後ろからばたばたと走る音が聞こえる。今朝もあいつだ、全くもってやってられねえ。
「よう敷島!相変わらず冴えない顔だな!」
低めの身長にツインテール、子供そのものと言える少女、高梁アヤ。クラスの1部に人気があり俺のことを常に「冴えない奴」「根暗」挙句には「深海の生き物」とまで言いやがる。お前が明るすぎるだけだ。
「ほっとけ、どうせ生涯冴えないツラのまんまだ。」
「そうだな!先行ってるよ~ん!にゃはは~!」
たったった、っと俺をおいて走り去ってしまう。俺に構わず最初から行っちまえばいい。それに何だよにゃはは~って、朝っぱらから騒々しい奴だ。
朝っぱらから鬱々とした気分で校門をくぐる、中等部の教室棟からは騒がしい声が聞こえ、グラウンドからは部活中の生徒のさわやかな声が聞こえる。
昇降口で靴を靴箱に叩き込みスリッパに履き替え階段を上がり教室へと入る。そのまま誰と挨拶を交わすことなく机へ直行、そのまま突っ伏して寝る、俺の夜は色々忙しいのだ。
そうやって午前中はほぼ寝て過ごす、何度か起こされたがな後ろの奴に。
「おい深海魚!飯だぞ!」
許可も取らずに後ろの席に座る高梁が机をくっつけて弁当の包みを広げる。
「誰がリュウグウノツカイだって?いい加減にその呼び方は止めろよ。」
深海魚と言われたんで最も品のよさそうな奴を選んで言ってやる、
「誰がそんな高等な生き物だって言ったのさ?あんたは深海魚だったらホウライエソよ!」
気持ち悪、ホウライエソは妙に口が馬鹿でかくてこいつは魚かと疑うくらいに物騒な牙を生やした化け物魚だ。そんなものと一緒にされるのは存外である。
「深海生物は止めろよ、根暗までは許してやるから。」
「根暗って認めてるんだ。」
「ああ、俺は明るい方じゃないどちらかと言えば根暗になるだろう。だがホウライソはイヤだ、せめてクダクラゲにしろ。」
「あんたの深海生物の話しはどうでもいいんだけどさ、聞いた?今朝の中等部棟のこと。
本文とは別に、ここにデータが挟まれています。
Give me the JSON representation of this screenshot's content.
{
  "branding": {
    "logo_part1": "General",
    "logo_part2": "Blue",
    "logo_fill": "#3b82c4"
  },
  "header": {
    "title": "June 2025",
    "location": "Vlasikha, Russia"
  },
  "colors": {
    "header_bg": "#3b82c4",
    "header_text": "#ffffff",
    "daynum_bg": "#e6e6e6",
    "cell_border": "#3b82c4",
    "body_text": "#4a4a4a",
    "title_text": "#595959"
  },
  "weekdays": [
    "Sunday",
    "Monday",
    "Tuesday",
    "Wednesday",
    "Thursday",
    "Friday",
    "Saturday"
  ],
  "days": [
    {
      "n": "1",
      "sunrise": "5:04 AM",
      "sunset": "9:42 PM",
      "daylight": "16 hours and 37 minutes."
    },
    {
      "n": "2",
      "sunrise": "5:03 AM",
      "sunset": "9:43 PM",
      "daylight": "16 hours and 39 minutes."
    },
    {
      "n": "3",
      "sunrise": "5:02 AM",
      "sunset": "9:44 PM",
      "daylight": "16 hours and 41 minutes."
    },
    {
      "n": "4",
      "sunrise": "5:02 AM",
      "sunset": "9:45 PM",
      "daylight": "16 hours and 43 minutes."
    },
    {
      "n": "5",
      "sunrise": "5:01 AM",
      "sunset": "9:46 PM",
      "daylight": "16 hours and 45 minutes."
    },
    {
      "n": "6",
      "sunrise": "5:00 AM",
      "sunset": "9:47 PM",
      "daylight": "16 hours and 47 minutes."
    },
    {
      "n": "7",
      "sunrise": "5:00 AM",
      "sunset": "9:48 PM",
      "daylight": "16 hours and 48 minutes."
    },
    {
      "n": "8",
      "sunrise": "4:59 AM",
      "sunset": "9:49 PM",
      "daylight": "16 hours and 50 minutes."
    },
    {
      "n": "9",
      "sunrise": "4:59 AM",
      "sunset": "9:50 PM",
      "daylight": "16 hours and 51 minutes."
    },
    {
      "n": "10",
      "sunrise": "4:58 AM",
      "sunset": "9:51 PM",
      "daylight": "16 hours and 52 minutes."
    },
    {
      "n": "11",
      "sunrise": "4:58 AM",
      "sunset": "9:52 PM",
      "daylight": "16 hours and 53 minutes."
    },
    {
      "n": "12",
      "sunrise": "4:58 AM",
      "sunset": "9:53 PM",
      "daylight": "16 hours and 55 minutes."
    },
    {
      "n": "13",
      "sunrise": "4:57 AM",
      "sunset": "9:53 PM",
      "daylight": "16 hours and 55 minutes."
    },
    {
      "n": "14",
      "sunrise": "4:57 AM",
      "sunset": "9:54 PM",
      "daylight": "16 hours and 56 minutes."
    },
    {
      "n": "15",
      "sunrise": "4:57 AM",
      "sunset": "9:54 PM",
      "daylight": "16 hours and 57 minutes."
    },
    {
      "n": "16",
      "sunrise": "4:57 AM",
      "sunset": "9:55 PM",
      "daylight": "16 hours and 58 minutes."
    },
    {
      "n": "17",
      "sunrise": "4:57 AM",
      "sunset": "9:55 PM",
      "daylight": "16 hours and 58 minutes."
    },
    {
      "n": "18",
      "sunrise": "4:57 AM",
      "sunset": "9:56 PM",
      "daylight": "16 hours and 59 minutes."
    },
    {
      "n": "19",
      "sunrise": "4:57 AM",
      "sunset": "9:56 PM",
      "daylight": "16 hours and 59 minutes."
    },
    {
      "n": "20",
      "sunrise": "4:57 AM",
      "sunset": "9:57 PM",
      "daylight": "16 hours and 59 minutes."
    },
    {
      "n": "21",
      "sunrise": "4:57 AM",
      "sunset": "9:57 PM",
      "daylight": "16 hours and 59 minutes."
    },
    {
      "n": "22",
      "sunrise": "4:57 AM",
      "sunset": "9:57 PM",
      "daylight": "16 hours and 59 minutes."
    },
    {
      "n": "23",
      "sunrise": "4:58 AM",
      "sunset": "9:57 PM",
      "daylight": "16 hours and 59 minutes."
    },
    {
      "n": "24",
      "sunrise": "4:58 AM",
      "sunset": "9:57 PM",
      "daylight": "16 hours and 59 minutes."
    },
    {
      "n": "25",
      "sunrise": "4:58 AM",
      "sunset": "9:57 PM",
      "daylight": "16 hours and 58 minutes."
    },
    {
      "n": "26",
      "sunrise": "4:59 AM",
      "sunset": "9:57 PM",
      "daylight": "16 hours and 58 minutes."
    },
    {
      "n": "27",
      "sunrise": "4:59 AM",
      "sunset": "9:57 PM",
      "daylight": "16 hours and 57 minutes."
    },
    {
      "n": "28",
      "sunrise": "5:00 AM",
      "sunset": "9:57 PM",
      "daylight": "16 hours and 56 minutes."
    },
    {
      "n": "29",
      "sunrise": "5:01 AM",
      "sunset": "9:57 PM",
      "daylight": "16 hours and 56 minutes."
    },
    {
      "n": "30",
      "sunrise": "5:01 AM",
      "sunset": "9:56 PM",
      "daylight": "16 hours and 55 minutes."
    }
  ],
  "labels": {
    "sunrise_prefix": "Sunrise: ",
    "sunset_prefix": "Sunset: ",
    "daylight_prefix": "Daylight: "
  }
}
」
中等部棟?何かあったのだろうか・・・・・・・別段と何かあった話は聞いてないのだが。
「いや、聞いてない。何かあったのか?」
「ほ~らやっぱり、ショートホームルームの時間まで寝てるんだから。」
やれやれと言った表情で玉子焼きを口に運ぶ、俺はその物言いが気に食わないので軽くデコピンしてやる。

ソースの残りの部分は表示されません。